I soak the charcoal for a few days before using and I don't have any issues with it floating... it will only float if your keeping your cultures a little on the dry side. 


Ed


----------



## RPN (Mar 25, 2007)

Gillenws please take all the usefull information from your origanal question and put it into perspective to your origanal question. Charcoal vs rocks.

There are some great responses here and some not so much. All opinions voiced in many ways, hopefully not directed at letting you down.

As Ed stated I also soak my charcoal in water for 3 days and drain off. I do this repeatadly untill the black water stops coming off the charcoal. Normally I do this outside, it makes a mess of our wash tub, that makes the wife mad. Wife mad equals no new frogs and less time in the frog room. So I do it outside in the flower beds.

There are many ways to raise springtails with great success. Best of luck to you on your own methods and keep us informed as to which route you took and how its working. 

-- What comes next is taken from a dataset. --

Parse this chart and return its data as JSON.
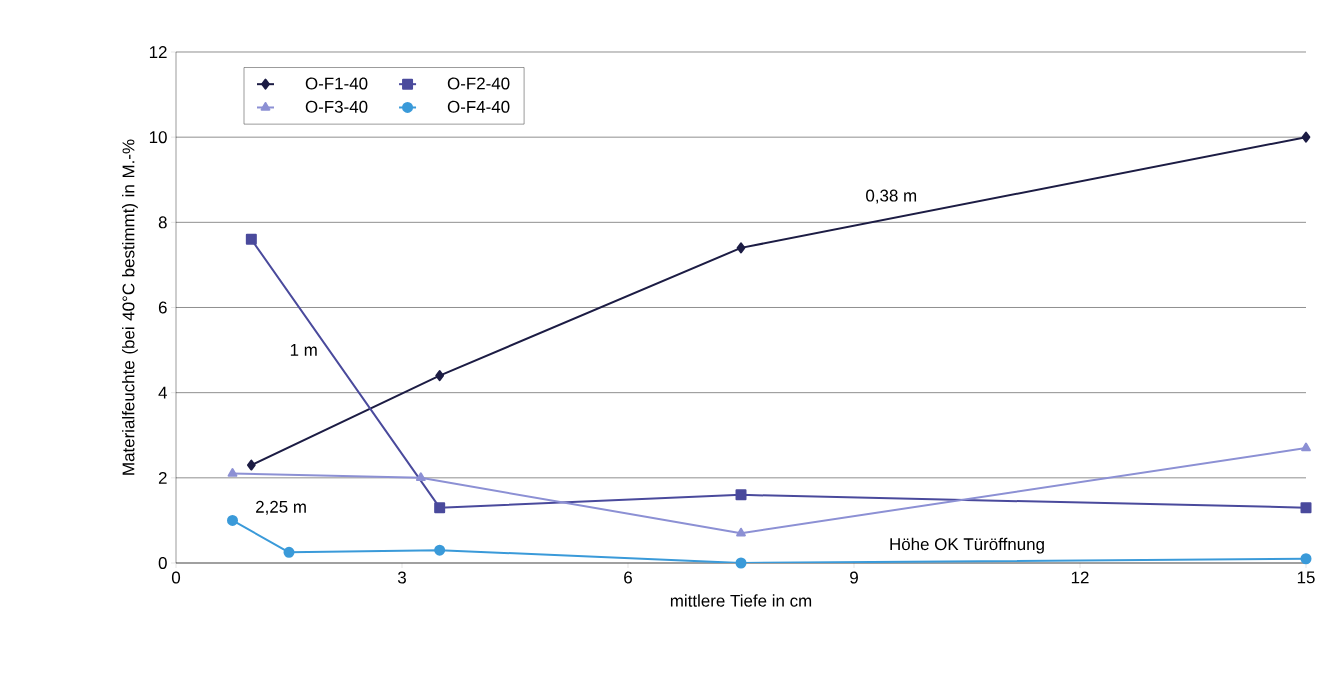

If you need any help at all, please feel free to PM me. I'd be glad to help or send you photos or video, what ever helps a frogger - count me in im there.


----------



## gillenws (Jul 13, 2009)

alrighty, well yesterday i went to the hardware store and got a bag of Cowboy natural charcoal because it was really cheap, went home and soaked it, and then added some springs and a bit of food. i'm sure all of these methods work great but this one just happened to be really cheap and on the way home. thanks for all the help everyone.


----------



## RPN (Mar 25, 2007)

Your welcome. I wish you luck with your cultures. Try not to feed to heavily, the temptation is always to do so. Feed small amounts to start so your culture does not crash.
Keep us posted.


----------



## dam630 (Dec 11, 2009)

Am I to assume that a culture using charcoal can last almost indefinitely or do you occasionally need to start fresh ones and toss the old?


----------



## Ed (Sep 19, 2004)

I have charcoal based cultures that are still up and running strong more than three years after initially set up.. 

Ed


----------



## snmreptiles (Feb 26, 2004)

I have 3 or 4 charcoal cultures from 2005 still going strong as well and more from 2006 as well...I use orchid charcoal on the bottom, the big cowboy charcoal on the top...works for me!

Mike
Welcome to the home of


----------



## Herpetology101 (Jan 14, 2010)

this is how I did itSpring tail questions? not sure if its working yet though i see the mold forming and i seem them congregating around the mold so...


----------



## Ed (Sep 19, 2004)

The white folsomia springtails you are attempting to culture are parthenogenic. 

Ed


----------



## fleshfrombone (Jun 15, 2008)

They eat the mold. Mold = springtail food.


----------